February 22 2011
It’s been open for barely four months, yet it feels as if it’s been there for years. That must be because Javier de las Muelas, Spain’s wisest cocktail expert and one of the world’s most highly respected barmen, knows what it means to give a classic a new lease of life.
De las Muelas’s Dry Martini bar on a corner site in Barcelona’s well-to-do Eixample neighbourhood has long brought in the kind of punters who really know their cocktails. By which I mean, the customer who understands that a cocktail isn’t a fishbowl full of something sweet and sticky with a paper parasol sticking out of it, but an exquisite alcoholic preparation in which every detail, every gesture counts.
At the wave of a cocktail stick, de las Muelas’s new place in the Hotel Meliá Fénix in Madrid has transformed the formerly unremarkable bar of this grand hotel on the Plaza de Colón into the classiest of all the city’s classy cocktail bars. Walking in here is like stepping into a 1930s movie, what with the sparkling art deco-ish bar area, gleaming with stainless steel, brass and mirrors, the 10-metre-long wooden bar with its three metres of stainless steel mise en place specifically for the creation of dry martinis, the waiters in smart white coats, the gentle jazz soundtrack. Perch on a high chair at the bar, sink into an armchair in one of the elegant salones, or venture out onto the terrace for a glimpse of the buzzing Plaza de Colón.
It happens that the Dry Bar is as good a place to eat as it is to drink: last time I dropped in there I ended up tapas-snacking on crisp fried tortillitas de camarones, canapés of date and anchovy (the famous Lola Flores, invented by de las Muelas), and a half-ration of delicious ham croquetas. But the main business here, the serious action, lies in the construction of cocktails both classic and contemporary.

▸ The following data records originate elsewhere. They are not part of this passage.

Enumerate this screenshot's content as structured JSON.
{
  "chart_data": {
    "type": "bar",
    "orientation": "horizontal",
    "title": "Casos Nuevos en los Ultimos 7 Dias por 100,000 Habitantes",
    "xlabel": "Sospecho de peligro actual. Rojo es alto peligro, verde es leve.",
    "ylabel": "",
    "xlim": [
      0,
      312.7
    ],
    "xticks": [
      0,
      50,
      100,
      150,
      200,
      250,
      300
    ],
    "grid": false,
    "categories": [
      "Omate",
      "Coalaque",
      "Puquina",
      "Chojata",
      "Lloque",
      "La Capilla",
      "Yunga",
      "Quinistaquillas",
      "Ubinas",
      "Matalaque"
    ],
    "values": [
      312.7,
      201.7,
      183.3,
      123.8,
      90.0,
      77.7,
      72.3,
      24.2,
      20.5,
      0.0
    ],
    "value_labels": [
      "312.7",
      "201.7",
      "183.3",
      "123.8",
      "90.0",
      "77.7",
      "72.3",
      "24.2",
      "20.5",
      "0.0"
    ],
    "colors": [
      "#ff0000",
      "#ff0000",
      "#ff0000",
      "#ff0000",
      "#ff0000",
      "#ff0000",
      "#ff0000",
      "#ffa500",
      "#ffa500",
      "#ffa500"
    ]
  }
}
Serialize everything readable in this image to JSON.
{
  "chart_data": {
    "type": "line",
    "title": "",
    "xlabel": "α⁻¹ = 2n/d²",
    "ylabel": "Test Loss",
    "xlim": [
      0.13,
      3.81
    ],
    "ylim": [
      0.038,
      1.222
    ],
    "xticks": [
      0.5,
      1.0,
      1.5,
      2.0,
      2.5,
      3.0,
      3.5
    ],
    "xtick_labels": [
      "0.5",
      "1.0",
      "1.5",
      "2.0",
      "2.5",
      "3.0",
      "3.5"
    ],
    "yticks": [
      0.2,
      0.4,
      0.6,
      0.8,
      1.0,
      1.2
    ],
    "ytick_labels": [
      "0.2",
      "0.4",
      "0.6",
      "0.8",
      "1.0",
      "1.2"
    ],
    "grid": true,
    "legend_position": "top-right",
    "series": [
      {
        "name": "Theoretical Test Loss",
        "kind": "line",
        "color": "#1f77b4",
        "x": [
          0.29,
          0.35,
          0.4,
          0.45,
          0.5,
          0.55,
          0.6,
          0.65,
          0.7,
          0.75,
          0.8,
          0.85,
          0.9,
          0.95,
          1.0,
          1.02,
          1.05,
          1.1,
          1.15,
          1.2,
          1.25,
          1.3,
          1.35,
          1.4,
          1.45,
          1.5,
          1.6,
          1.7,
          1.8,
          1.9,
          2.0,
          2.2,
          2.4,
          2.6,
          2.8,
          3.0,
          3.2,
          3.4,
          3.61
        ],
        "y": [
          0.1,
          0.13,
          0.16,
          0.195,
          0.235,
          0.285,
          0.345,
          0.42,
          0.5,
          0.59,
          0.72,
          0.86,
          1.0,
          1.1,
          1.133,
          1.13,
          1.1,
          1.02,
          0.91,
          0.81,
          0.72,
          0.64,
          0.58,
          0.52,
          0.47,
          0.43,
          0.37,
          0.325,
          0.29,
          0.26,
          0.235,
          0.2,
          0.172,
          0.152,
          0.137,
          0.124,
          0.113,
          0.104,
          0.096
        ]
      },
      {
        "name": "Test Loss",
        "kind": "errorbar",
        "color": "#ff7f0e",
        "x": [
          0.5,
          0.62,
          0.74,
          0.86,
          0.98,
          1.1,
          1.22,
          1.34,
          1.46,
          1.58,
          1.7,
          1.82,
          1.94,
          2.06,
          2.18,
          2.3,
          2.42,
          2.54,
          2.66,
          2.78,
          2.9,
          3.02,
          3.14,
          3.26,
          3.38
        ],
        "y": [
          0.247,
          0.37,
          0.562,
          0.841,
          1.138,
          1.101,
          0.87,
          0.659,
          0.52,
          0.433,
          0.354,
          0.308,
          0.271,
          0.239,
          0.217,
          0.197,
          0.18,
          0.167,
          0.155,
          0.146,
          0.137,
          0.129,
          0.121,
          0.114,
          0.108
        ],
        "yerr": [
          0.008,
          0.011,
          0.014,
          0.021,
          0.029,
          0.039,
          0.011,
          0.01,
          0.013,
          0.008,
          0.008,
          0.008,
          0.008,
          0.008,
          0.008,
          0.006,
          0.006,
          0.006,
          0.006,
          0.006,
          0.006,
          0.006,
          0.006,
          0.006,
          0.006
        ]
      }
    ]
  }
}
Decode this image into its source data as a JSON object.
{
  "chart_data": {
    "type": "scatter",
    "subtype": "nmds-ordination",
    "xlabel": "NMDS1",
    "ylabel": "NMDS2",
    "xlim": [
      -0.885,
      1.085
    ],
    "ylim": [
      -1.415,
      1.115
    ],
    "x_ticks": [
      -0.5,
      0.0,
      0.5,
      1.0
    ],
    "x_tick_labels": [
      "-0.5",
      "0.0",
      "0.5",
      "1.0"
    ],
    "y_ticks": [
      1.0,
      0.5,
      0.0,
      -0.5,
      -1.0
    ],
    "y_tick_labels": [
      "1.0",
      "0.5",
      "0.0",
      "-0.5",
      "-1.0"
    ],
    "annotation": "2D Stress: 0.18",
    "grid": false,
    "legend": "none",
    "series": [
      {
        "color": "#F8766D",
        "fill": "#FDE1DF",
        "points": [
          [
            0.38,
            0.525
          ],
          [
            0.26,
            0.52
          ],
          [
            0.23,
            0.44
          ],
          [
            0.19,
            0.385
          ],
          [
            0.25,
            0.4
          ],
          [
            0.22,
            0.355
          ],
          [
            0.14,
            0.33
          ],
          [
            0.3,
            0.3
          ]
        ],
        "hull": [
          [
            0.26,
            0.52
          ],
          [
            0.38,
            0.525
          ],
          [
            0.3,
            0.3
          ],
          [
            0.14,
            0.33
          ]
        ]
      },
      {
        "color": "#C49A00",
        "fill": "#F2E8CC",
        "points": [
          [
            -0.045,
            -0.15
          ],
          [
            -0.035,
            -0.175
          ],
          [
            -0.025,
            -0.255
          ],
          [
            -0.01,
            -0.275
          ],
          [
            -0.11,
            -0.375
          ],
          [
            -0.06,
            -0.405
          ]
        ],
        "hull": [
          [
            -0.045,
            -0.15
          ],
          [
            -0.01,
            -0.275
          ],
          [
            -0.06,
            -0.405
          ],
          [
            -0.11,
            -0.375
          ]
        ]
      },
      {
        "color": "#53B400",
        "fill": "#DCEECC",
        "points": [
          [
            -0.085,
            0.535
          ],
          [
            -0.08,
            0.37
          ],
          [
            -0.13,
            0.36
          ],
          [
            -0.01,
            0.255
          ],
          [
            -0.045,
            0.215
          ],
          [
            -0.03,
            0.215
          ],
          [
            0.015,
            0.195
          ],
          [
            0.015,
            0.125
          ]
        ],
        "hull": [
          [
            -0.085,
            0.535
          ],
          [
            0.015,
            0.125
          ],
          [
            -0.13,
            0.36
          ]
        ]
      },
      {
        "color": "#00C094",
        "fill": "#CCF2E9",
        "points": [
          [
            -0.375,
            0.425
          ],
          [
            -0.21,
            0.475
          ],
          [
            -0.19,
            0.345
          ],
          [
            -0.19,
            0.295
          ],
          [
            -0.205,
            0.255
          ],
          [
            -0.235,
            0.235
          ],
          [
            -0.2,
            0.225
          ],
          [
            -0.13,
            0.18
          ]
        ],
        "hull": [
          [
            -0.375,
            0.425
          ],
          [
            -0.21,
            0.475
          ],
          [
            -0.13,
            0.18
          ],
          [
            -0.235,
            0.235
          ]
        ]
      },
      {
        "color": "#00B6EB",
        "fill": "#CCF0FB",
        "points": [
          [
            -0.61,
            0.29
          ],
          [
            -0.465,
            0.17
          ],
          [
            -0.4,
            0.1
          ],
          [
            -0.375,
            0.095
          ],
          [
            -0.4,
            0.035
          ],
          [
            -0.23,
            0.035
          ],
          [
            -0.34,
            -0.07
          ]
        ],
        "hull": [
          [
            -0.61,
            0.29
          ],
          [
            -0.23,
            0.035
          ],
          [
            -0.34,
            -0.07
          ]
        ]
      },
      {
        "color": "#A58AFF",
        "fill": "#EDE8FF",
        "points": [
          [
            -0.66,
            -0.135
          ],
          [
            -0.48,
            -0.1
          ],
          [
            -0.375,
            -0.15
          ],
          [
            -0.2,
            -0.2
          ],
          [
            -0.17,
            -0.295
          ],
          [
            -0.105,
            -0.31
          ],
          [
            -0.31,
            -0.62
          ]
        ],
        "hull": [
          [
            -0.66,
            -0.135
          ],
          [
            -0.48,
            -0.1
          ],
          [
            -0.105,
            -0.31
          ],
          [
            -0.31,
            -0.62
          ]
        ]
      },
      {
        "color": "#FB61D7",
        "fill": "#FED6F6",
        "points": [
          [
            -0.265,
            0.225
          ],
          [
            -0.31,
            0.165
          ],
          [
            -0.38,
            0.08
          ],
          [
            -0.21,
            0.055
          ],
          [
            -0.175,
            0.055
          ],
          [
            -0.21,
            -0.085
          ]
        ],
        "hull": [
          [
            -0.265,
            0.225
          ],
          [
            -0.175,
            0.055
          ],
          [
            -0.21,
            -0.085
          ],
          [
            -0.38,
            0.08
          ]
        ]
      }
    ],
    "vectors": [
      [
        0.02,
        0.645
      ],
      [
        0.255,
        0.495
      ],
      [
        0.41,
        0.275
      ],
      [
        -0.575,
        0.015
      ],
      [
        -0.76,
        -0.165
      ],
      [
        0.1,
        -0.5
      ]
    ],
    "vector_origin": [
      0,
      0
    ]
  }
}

The professionalism of de las Muelas’s barmen is astounding. Watch them go to work on a classic dry martini (€14), laying out the equipment on a white napkin with all the delicacy of a surgeon before a big operation. The gin of choice is Bombay Sapphire, iced, like the glass, at -10C. The cocktail is stirred with ice and two measures of Martini Extra Dry in a shaker, then strained into a glass containing a single olive. Finally a scrap of lemon zest is squeezed over the surface, releasing its essential oil into the mix. The cocktail is served on a tray, always, with a dish of something small and salty to take the edge off the alcoholic rush. On a glum winter afternoon when the world seems like a sad place, the perfection and grace of the Dry Bar may well convince you otherwise.